In Frankfurt's huge station we determined the connection's track number and grabbed a bite to eat. Suddenly Helen realized the track number had been changed, so we hastened to the new track and climbed aboard the first available car, soon to depart. I hoisted our luggage onto the overheard rack above empty seats. We were promptly informed by seated passengers that we had taken reserved seats. I pulled down our luggage and we searched for unreserved seats. Up go the heavy bags, and again - in German, of course - came perturbed voices. Down came the suitcases and backpacks. Helen and I had to sit separately, each by a resolutely grumpy person. After ten minutes or so the man next to me got up (kindness?) and moved to one of the verboten seats we had left under duress. Helen and I were reunited and I quickly made my way through several cars looking for 1st class quarters. We had paid a bit more for 1st class, but I found only occupied 2nd class cars. 

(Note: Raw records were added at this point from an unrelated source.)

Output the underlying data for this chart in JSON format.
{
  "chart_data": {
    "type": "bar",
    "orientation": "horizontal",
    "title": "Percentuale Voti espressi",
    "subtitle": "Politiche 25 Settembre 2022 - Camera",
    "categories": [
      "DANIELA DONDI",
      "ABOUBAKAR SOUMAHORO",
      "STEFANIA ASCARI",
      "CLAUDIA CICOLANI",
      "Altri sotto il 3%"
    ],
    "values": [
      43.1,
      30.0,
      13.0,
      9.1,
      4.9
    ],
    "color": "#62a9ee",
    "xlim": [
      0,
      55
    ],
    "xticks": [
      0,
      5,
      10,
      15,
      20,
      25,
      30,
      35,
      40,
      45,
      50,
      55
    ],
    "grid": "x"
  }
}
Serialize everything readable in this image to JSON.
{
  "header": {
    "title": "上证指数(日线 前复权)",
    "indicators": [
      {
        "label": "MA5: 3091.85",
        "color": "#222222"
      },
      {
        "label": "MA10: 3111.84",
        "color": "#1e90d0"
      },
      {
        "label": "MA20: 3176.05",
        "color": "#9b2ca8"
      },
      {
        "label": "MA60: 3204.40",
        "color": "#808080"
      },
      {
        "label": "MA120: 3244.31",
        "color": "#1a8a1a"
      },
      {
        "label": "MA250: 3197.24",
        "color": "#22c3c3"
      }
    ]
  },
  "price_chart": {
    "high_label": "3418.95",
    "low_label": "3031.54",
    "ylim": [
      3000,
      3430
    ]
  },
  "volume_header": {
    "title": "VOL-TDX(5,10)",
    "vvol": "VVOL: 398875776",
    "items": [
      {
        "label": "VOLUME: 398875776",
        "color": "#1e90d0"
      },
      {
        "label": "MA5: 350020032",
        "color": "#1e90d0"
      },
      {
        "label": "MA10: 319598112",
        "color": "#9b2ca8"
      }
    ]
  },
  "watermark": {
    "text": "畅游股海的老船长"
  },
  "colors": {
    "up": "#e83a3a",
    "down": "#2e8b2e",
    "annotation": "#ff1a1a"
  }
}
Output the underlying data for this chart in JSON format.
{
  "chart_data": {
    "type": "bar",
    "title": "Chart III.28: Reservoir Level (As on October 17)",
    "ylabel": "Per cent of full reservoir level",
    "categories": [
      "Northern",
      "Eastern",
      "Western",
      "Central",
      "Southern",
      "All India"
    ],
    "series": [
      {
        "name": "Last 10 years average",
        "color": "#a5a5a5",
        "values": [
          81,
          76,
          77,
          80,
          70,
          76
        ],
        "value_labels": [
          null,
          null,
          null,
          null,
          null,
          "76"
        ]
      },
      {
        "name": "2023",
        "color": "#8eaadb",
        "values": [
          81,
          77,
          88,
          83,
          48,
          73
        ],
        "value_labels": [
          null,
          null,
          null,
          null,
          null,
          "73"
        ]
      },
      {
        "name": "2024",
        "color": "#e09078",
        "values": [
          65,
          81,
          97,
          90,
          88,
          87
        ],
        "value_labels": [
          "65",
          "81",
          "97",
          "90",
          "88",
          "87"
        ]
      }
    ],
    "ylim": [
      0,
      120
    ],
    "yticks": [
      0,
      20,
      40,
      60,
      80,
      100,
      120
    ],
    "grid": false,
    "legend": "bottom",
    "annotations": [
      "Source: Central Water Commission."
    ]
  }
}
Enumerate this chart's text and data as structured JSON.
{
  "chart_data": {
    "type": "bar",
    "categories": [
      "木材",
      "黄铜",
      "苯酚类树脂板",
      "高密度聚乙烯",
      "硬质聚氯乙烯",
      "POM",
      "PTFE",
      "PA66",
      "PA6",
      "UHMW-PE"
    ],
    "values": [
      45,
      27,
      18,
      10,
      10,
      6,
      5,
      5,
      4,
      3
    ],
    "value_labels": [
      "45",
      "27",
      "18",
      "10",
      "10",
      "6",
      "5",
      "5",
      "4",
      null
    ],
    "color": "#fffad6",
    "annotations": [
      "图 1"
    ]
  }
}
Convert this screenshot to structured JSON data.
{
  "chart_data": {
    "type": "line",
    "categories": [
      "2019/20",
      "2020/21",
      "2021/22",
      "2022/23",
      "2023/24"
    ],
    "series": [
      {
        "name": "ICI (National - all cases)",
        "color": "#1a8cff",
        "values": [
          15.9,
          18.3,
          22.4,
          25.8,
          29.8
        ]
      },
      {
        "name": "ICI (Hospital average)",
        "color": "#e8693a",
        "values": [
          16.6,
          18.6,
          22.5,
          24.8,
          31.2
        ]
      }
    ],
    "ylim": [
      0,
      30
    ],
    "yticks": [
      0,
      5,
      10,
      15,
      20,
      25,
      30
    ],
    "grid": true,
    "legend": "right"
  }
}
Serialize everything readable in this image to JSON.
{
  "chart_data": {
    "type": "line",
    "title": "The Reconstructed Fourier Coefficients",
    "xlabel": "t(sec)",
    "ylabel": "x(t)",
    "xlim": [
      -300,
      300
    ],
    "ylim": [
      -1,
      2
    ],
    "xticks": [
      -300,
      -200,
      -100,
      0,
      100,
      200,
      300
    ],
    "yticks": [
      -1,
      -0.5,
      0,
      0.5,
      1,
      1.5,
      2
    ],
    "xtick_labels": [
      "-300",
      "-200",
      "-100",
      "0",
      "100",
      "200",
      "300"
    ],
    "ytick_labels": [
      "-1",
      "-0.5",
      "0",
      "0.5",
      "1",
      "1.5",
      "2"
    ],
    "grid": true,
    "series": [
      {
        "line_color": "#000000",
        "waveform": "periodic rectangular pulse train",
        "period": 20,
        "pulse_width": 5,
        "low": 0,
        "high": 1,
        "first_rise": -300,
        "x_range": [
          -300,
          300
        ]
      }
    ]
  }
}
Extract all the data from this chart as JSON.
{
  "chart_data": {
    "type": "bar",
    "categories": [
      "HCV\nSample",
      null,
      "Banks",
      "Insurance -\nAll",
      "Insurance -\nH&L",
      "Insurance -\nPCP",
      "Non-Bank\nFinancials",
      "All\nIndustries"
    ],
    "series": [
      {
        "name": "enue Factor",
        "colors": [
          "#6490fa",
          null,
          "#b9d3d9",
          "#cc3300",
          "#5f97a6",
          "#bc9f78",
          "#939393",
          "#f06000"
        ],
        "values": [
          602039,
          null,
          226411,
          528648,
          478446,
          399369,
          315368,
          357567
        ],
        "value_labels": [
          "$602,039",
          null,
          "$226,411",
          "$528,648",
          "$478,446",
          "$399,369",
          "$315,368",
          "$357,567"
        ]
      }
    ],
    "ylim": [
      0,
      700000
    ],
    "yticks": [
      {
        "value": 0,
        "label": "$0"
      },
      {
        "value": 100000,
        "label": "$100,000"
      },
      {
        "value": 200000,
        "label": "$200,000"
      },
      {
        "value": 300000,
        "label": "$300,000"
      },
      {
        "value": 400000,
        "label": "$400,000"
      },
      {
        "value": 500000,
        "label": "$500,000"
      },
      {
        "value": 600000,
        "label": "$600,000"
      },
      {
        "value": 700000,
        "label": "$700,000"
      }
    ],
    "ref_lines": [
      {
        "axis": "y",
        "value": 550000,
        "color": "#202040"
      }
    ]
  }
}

Several days later we were again traveling, having nestled into a pleasant unoccupied compartment. Now a bit wary, we took seats near the door, moving to window seats only after the train was well underway. After several minutes a young couple entered gently claiming we were in their reserved seats ... but no problem, we could stay put. Helen offered them chocolate which was declined. Then he offered us really good chocolate, which we readily accepted. We were heading to Prague with a change in Dresden, which I imagined must still be terribly depressing. The young couple were happily returning home to Dresden. He is an architect, she an art historian. Much of their home town has been rebuilt from complete rubble to look like Dresden pre-WW2. He regretted that the remaining architecture was obliged to be boxy and boring. He said that as we crossed the river we must peer out the other side of the train to catch the reconstructed vision of a Canaletto painting. Nice couple ...  and I'm always pleased to discover positive aspects of any place I've too easily dismissed.